Cher Yves-Noël Genod,
Comment vous dire en peu de mots ?
Ce que j’ai vu et entendu hier aux Bouffes du Nord est la plus belle et grande chose sur ou d’après Proust que j’aie pu connaître.
Et je vous parle en proustien structurel et organique.
Pour autant, je ne crois pas être orthodoxe, considérant que les grandes œuvres appartiennent à tous, mais quand un artiste comme vous entre au cœur du texte, au plus intime de la pensée de Proust avec une liberté, une audace (qui est la manière même de Proust), on ne peut qu’être ému aux larmes — ce qui n’empêche pas de rire souvent — de sorte que les mêmes larmes servent deux fois.
Lorsque vous avez lu cette longue description de la première apparition des jeunes filles en fleurs sur la plage, vous avez créé un choc véritablement médiumique : non seulement vous portiez cette beauté, mais vous la rendiez réelle et opérante immédiatement. Le génie devenait accablant et comminatoire parce qu’il allait nous sauver à la minute même. Rien mieux que ce moment ne pouvait rendre plus nettement cette vie véritable, enfin redécouverte, la seule vie par conséquent vécue : la littérature (je cite approximativement pardon).
Proust était, comme tous les visionnaires — on pourrait presque dire les mages — au bord d'une folie ultra-lucide qui le faisait frayer avec des gouffres insondables.
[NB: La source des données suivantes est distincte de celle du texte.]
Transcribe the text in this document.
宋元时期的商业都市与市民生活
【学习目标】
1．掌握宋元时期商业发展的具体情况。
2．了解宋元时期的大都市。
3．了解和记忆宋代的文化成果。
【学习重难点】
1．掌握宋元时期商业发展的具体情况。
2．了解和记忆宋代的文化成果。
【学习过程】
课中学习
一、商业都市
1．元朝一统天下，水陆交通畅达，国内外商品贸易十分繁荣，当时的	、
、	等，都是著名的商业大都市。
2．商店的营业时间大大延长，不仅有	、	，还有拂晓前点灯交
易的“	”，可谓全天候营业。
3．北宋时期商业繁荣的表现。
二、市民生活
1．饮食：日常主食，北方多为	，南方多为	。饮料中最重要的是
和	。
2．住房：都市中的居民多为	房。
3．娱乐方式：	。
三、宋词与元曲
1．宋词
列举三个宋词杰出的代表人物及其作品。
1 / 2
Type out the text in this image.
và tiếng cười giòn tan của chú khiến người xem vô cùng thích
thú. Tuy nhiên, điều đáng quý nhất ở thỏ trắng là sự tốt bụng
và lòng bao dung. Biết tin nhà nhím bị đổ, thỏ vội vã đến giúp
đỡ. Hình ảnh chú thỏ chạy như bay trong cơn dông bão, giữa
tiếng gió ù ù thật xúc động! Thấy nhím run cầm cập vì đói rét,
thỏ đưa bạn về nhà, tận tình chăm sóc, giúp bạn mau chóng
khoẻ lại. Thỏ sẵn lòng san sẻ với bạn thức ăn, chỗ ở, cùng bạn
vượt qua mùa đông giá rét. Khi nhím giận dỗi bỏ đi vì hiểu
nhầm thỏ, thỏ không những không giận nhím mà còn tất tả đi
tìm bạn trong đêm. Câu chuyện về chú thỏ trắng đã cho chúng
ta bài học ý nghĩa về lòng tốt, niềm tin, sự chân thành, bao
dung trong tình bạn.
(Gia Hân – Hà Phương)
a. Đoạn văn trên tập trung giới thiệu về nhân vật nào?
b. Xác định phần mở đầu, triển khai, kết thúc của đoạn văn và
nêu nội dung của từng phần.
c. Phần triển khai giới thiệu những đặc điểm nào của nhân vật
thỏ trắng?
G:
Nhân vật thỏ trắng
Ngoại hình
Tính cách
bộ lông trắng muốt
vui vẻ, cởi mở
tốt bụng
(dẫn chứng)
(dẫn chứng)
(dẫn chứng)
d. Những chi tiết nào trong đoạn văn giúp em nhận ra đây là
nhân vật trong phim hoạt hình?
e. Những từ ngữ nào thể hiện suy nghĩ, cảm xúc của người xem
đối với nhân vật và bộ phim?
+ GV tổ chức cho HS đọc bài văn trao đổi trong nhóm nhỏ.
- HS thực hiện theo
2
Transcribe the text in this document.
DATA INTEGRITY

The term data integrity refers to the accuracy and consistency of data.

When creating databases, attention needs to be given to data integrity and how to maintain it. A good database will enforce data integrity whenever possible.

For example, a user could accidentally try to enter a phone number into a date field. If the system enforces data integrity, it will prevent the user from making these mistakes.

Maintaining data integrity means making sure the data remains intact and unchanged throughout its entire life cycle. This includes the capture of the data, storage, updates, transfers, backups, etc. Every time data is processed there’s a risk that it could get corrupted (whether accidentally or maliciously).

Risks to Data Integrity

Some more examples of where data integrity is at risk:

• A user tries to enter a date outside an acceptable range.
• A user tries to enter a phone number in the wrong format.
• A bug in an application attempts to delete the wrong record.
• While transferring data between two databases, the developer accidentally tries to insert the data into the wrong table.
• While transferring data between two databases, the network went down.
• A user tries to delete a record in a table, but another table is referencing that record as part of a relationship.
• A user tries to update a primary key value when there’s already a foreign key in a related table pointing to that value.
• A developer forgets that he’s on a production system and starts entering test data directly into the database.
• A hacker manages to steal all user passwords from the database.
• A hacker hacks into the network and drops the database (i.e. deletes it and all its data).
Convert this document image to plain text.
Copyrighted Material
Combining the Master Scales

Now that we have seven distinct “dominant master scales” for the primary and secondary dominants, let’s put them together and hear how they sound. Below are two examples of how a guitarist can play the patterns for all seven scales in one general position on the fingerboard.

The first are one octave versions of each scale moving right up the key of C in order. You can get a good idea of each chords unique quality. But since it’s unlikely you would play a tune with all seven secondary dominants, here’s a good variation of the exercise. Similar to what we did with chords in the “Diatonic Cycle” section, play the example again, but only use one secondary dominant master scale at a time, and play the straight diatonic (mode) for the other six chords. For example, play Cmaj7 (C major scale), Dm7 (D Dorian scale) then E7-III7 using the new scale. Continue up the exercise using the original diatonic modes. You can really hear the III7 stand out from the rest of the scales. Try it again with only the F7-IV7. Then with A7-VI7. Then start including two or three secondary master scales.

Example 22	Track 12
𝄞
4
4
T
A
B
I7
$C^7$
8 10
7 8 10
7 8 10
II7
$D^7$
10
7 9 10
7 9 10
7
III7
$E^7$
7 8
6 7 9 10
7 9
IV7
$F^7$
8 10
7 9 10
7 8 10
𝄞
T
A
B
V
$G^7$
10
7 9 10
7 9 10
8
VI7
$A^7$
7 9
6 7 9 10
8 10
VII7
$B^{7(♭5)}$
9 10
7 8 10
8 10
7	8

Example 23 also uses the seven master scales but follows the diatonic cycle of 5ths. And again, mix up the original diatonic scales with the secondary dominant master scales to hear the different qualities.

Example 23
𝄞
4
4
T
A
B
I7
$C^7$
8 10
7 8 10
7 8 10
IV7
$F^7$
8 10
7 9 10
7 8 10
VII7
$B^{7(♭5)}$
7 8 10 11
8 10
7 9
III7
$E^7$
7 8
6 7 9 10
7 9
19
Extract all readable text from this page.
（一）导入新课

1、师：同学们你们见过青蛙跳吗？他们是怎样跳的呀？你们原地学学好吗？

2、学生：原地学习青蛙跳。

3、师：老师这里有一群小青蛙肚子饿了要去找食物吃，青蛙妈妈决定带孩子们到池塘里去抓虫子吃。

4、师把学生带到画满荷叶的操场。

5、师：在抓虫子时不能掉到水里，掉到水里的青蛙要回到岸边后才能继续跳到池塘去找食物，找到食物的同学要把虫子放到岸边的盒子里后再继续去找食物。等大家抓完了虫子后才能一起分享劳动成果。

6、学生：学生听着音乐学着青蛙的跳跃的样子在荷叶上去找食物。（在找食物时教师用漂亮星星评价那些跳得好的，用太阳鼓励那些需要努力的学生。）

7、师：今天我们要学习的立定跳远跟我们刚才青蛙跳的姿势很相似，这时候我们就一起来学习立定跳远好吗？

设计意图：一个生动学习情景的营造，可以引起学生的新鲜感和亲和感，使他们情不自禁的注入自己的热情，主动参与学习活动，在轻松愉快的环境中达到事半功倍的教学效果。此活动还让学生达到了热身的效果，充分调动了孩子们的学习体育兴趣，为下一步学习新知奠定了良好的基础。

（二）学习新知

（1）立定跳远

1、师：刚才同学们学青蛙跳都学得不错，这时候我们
Et c’est ce que vous avez su rendre en repassant tout cela par vous, votre liberté, votre délicatesse, votre force.
Vous étiez comme un para-tonnerre (voilà pourquoi on en entendait le bruit parfois au loin), mais, souple, vous étiez aussi la baguette de coudrier du sourcier.
Vous nous avez invités dans ces ténèbres — cette masse noire de l’écriture — comme dans la nuit non-dormie de Proust lui-même, battue par ces signaux lumineux imprévisibles, suite de paysages disant ce flux si difficile à restituer qu’est l’écriture de la sensation.
Jusqu’à la bande son — conçue par vous — et qui est une pure merveille — qu’on pourrait écouter indépendamment d’ailleurs — où Dave devient le camarade en rêverie de Schoenberg.
Je ne vous en dis pas plus. J’ai raconté tout cela ce matin à Joséphine Markovits, du Festival d’Automne, qui programme si fidèlement ma musique depuis des années (je suis compositeur, et mon meilleur professeur a été Vinteuil), et qui m’avait réservé ma place.
Une grande œuvre nous soulève, nous déplace. Je n’étais pas le même homme en entrant au théâtre hier, et en en sortant (moi qui m’ennuie toujours si consciencieusement au théâtre).
Vous m’avez fait penser à ceci, pendant que je descendais la rue du Faubourg Saint-Denis vers la Gare du Nord : Proust, il faut toujours le remettre en jeu.
Je termine par une note triste : hélas, je ne vous connaissais pas, ni votre travail.
J’ai donc gâché des années de ma vie, j’aurais pu mourir sans connaître quelqu’un qui est tout à fait mon genre.